A amava e não tinha dúvidas quanto a isso. Já os imaginava velhinhos e sentados em um banco qualquer, de uma praça totalmente descuidada pela prefeitura local. Mas também não conseguia afastar um pensamento; digamos que em certos momentos seu lado racional, o que costumava prevalecer antes de conhecê-la, o manda um alerta ensurdecedor e o faz compreender que por mais que a ame, ela é apenas uma fração dos tantos sonhos, coisas e sentimentos que precisa para se sentir completo.
Desculpa-se, pois certamente isso não soou romântico. Mas passou um bom tempo guardando isso consigo. Sente muito se não teve coragem para contar antes. Não suportava mais ver os olhos dela suplicando por atenção constante, algo que não tinha como retribuir no momento. Por ver os sonhos dela deixando de existir, ao criar novos ao seu lado. Ele não se via desistindo das suas metas e queria ter tido coragem suficiente para ter dito isso antes. De pedir para ela não matar seus sonhos por causa dele, pois eles poderiam ser um casal com sonhos compartilhado, mas também com individuais.

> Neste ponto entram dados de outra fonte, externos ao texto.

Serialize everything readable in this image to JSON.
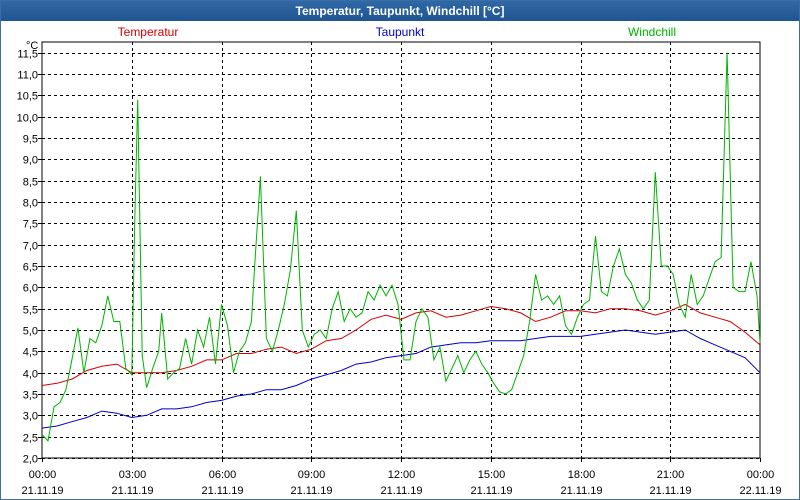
{
  "window": {
    "title": "Temperatur, Taupunkt, Windchill [°C]"
  },
  "chart_data": {
    "type": "line",
    "title": "Temperatur, Taupunkt, Windchill [°C]",
    "ylabel": "°C",
    "ylim": [
      2.0,
      11.75
    ],
    "xlim": [
      0,
      24
    ],
    "grid": true,
    "legend_position": "top",
    "yticks": [
      "2,0",
      "2,5",
      "3,0",
      "3,5",
      "4,0",
      "4,5",
      "5,0",
      "5,5",
      "6,0",
      "6,5",
      "7,0",
      "7,5",
      "8,0",
      "8,5",
      "9,0",
      "9,5",
      "10,0",
      "10,5",
      "11,0",
      "11,5"
    ],
    "yticks_values": [
      2.0,
      2.5,
      3.0,
      3.5,
      4.0,
      4.5,
      5.0,
      5.5,
      6.0,
      6.5,
      7.0,
      7.5,
      8.0,
      8.5,
      9.0,
      9.5,
      10.0,
      10.5,
      11.0,
      11.5
    ],
    "xticks": [
      {
        "time": "00:00",
        "date": "21.11.19",
        "x": 0
      },
      {
        "time": "03:00",
        "date": "21.11.19",
        "x": 3
      },
      {
        "time": "06:00",
        "date": "21.11.19",
        "x": 6
      },
      {
        "time": "09:00",
        "date": "21.11.19",
        "x": 9
      },
      {
        "time": "12:00",
        "date": "21.11.19",
        "x": 12
      },
      {
        "time": "15:00",
        "date": "21.11.19",
        "x": 15
      },
      {
        "time": "18:00",
        "date": "21.11.19",
        "x": 18
      },
      {
        "time": "21:00",
        "date": "21.11.19",
        "x": 21
      },
      {
        "time": "00:00",
        "date": "22.11.19",
        "x": 24
      }
    ],
    "series": [
      {
        "name": "Temperatur",
        "color": "#d40000",
        "points": [
          [
            0,
            3.7
          ],
          [
            0.5,
            3.75
          ],
          [
            1,
            3.85
          ],
          [
            1.5,
            4.05
          ],
          [
            2,
            4.15
          ],
          [
            2.5,
            4.2
          ],
          [
            3,
            4.0
          ],
          [
            3.5,
            4.0
          ],
          [
            4,
            4.0
          ],
          [
            4.5,
            4.05
          ],
          [
            5,
            4.15
          ],
          [
            5.5,
            4.3
          ],
          [
            6,
            4.3
          ],
          [
            6.5,
            4.45
          ],
          [
            7,
            4.45
          ],
          [
            7.5,
            4.55
          ],
          [
            8,
            4.6
          ],
          [
            8.5,
            4.45
          ],
          [
            9,
            4.55
          ],
          [
            9.5,
            4.75
          ],
          [
            10,
            4.8
          ],
          [
            10.5,
            5.0
          ],
          [
            11,
            5.25
          ],
          [
            11.5,
            5.35
          ],
          [
            12,
            5.25
          ],
          [
            12.5,
            5.4
          ],
          [
            13,
            5.45
          ],
          [
            13.5,
            5.3
          ],
          [
            14,
            5.35
          ],
          [
            14.5,
            5.45
          ],
          [
            15,
            5.55
          ],
          [
            15.5,
            5.5
          ],
          [
            16,
            5.4
          ],
          [
            16.5,
            5.2
          ],
          [
            17,
            5.3
          ],
          [
            17.5,
            5.45
          ],
          [
            18,
            5.45
          ],
          [
            18.5,
            5.4
          ],
          [
            19,
            5.5
          ],
          [
            19.5,
            5.5
          ],
          [
            20,
            5.45
          ],
          [
            20.5,
            5.35
          ],
          [
            21,
            5.45
          ],
          [
            21.5,
            5.6
          ],
          [
            22,
            5.4
          ],
          [
            22.5,
            5.3
          ],
          [
            23,
            5.2
          ],
          [
            23.5,
            4.95
          ],
          [
            24,
            4.65
          ]
        ]
      },
      {
        "name": "Taupunkt",
        "color": "#0000c8",
        "points": [
          [
            0,
            2.7
          ],
          [
            0.5,
            2.75
          ],
          [
            1,
            2.85
          ],
          [
            1.5,
            2.95
          ],
          [
            2,
            3.1
          ],
          [
            2.5,
            3.05
          ],
          [
            3,
            2.95
          ],
          [
            3.5,
            3.0
          ],
          [
            4,
            3.15
          ],
          [
            4.5,
            3.15
          ],
          [
            5,
            3.2
          ],
          [
            5.5,
            3.3
          ],
          [
            6,
            3.35
          ],
          [
            6.5,
            3.45
          ],
          [
            7,
            3.5
          ],
          [
            7.5,
            3.6
          ],
          [
            8,
            3.6
          ],
          [
            8.5,
            3.7
          ],
          [
            9,
            3.85
          ],
          [
            9.5,
            3.95
          ],
          [
            10,
            4.05
          ],
          [
            10.5,
            4.2
          ],
          [
            11,
            4.25
          ],
          [
            11.5,
            4.35
          ],
          [
            12,
            4.4
          ],
          [
            12.5,
            4.45
          ],
          [
            13,
            4.6
          ],
          [
            13.5,
            4.65
          ],
          [
            14,
            4.7
          ],
          [
            14.5,
            4.7
          ],
          [
            15,
            4.75
          ],
          [
            15.5,
            4.75
          ],
          [
            16,
            4.75
          ],
          [
            16.5,
            4.8
          ],
          [
            17,
            4.85
          ],
          [
            17.5,
            4.85
          ],
          [
            18,
            4.85
          ],
          [
            18.5,
            4.9
          ],
          [
            19,
            4.95
          ],
          [
            19.5,
            5.0
          ],
          [
            20,
            4.95
          ],
          [
            20.5,
            4.9
          ],
          [
            21,
            4.95
          ],
          [
            21.5,
            5.0
          ],
          [
            22,
            4.8
          ],
          [
            22.5,
            4.65
          ],
          [
            23,
            4.5
          ],
          [
            23.5,
            4.35
          ],
          [
            24,
            4.0
          ]
        ]
      },
      {
        "name": "Windchill",
        "color": "#00b400",
        "points": [
          [
            0,
            2.55
          ],
          [
            0.2,
            2.4
          ],
          [
            0.4,
            3.2
          ],
          [
            0.6,
            3.3
          ],
          [
            0.8,
            3.6
          ],
          [
            1,
            4.3
          ],
          [
            1.2,
            5.05
          ],
          [
            1.4,
            4.0
          ],
          [
            1.6,
            4.8
          ],
          [
            1.8,
            4.7
          ],
          [
            2,
            5.1
          ],
          [
            2.2,
            5.8
          ],
          [
            2.4,
            5.2
          ],
          [
            2.6,
            5.2
          ],
          [
            2.8,
            4.1
          ],
          [
            3.0,
            3.95
          ],
          [
            3.1,
            7.5
          ],
          [
            3.2,
            10.4
          ],
          [
            3.35,
            4.4
          ],
          [
            3.5,
            3.65
          ],
          [
            3.7,
            4.1
          ],
          [
            3.9,
            4.5
          ],
          [
            4.0,
            5.4
          ],
          [
            4.2,
            3.85
          ],
          [
            4.4,
            4.0
          ],
          [
            4.6,
            4.1
          ],
          [
            4.8,
            4.8
          ],
          [
            5.0,
            4.2
          ],
          [
            5.2,
            5.0
          ],
          [
            5.4,
            4.6
          ],
          [
            5.6,
            5.3
          ],
          [
            5.8,
            4.2
          ],
          [
            6.0,
            5.6
          ],
          [
            6.2,
            5.1
          ],
          [
            6.4,
            4.0
          ],
          [
            6.6,
            4.5
          ],
          [
            6.8,
            4.7
          ],
          [
            7.0,
            5.2
          ],
          [
            7.1,
            6.4
          ],
          [
            7.3,
            8.6
          ],
          [
            7.5,
            4.8
          ],
          [
            7.7,
            4.5
          ],
          [
            7.9,
            5.0
          ],
          [
            8.1,
            5.6
          ],
          [
            8.3,
            6.4
          ],
          [
            8.5,
            7.8
          ],
          [
            8.7,
            5.0
          ],
          [
            8.9,
            4.6
          ],
          [
            9.1,
            4.9
          ],
          [
            9.3,
            5.0
          ],
          [
            9.5,
            4.8
          ],
          [
            9.7,
            5.5
          ],
          [
            9.9,
            5.9
          ],
          [
            10.1,
            5.2
          ],
          [
            10.3,
            5.5
          ],
          [
            10.5,
            5.3
          ],
          [
            10.7,
            5.4
          ],
          [
            10.9,
            5.9
          ],
          [
            11.1,
            5.7
          ],
          [
            11.3,
            6.05
          ],
          [
            11.5,
            5.8
          ],
          [
            11.7,
            6.05
          ],
          [
            11.9,
            5.6
          ],
          [
            12.1,
            4.3
          ],
          [
            12.3,
            4.3
          ],
          [
            12.5,
            5.2
          ],
          [
            12.7,
            5.5
          ],
          [
            12.9,
            5.3
          ],
          [
            13.1,
            4.3
          ],
          [
            13.3,
            4.6
          ],
          [
            13.5,
            3.8
          ],
          [
            13.7,
            4.1
          ],
          [
            13.9,
            4.4
          ],
          [
            14.1,
            4.0
          ],
          [
            14.3,
            4.3
          ],
          [
            14.5,
            4.5
          ],
          [
            14.7,
            4.2
          ],
          [
            14.9,
            4.0
          ],
          [
            15.1,
            3.75
          ],
          [
            15.3,
            3.55
          ],
          [
            15.5,
            3.5
          ],
          [
            15.7,
            3.6
          ],
          [
            15.9,
            4.0
          ],
          [
            16.1,
            4.4
          ],
          [
            16.3,
            5.2
          ],
          [
            16.5,
            6.3
          ],
          [
            16.7,
            5.7
          ],
          [
            16.9,
            5.8
          ],
          [
            17.1,
            5.6
          ],
          [
            17.3,
            5.8
          ],
          [
            17.5,
            5.1
          ],
          [
            17.7,
            4.9
          ],
          [
            17.9,
            5.3
          ],
          [
            18.1,
            5.6
          ],
          [
            18.3,
            5.7
          ],
          [
            18.5,
            7.2
          ],
          [
            18.7,
            5.9
          ],
          [
            18.9,
            5.8
          ],
          [
            19.1,
            6.5
          ],
          [
            19.3,
            6.9
          ],
          [
            19.5,
            6.3
          ],
          [
            19.7,
            6.1
          ],
          [
            19.9,
            5.7
          ],
          [
            20.1,
            5.5
          ],
          [
            20.3,
            5.7
          ],
          [
            20.5,
            8.7
          ],
          [
            20.7,
            6.5
          ],
          [
            20.9,
            6.5
          ],
          [
            21.1,
            6.3
          ],
          [
            21.3,
            5.6
          ],
          [
            21.5,
            5.3
          ],
          [
            21.7,
            6.3
          ],
          [
            21.9,
            5.6
          ],
          [
            22.1,
            5.8
          ],
          [
            22.3,
            6.2
          ],
          [
            22.5,
            6.6
          ],
          [
            22.7,
            6.7
          ],
          [
            22.9,
            11.5
          ],
          [
            23.1,
            6.0
          ],
          [
            23.3,
            5.9
          ],
          [
            23.5,
            5.9
          ],
          [
            23.7,
            6.6
          ],
          [
            23.9,
            5.8
          ],
          [
            24.0,
            4.7
          ]
        ]
      }
    ]
  }
}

Ele entenderia se ela quisesse ir embora. Mas se sentia aliviado por ter sido sincero. Esperava que eles pudessem ter uma chance, que pudessem mudar aquilo junto, mas do contrário, desejava que ela nunca mais abrisse mão do que tanto desejou por conta de outra pessoa. Afinal, ele queria boa parte do que ela queria, mas desejava que ambos pudessem conquistar o que tanto almejavam antes mesmo de se tornarem “nós”. Ele esperava que ela pudesse entender seu ponto de vista.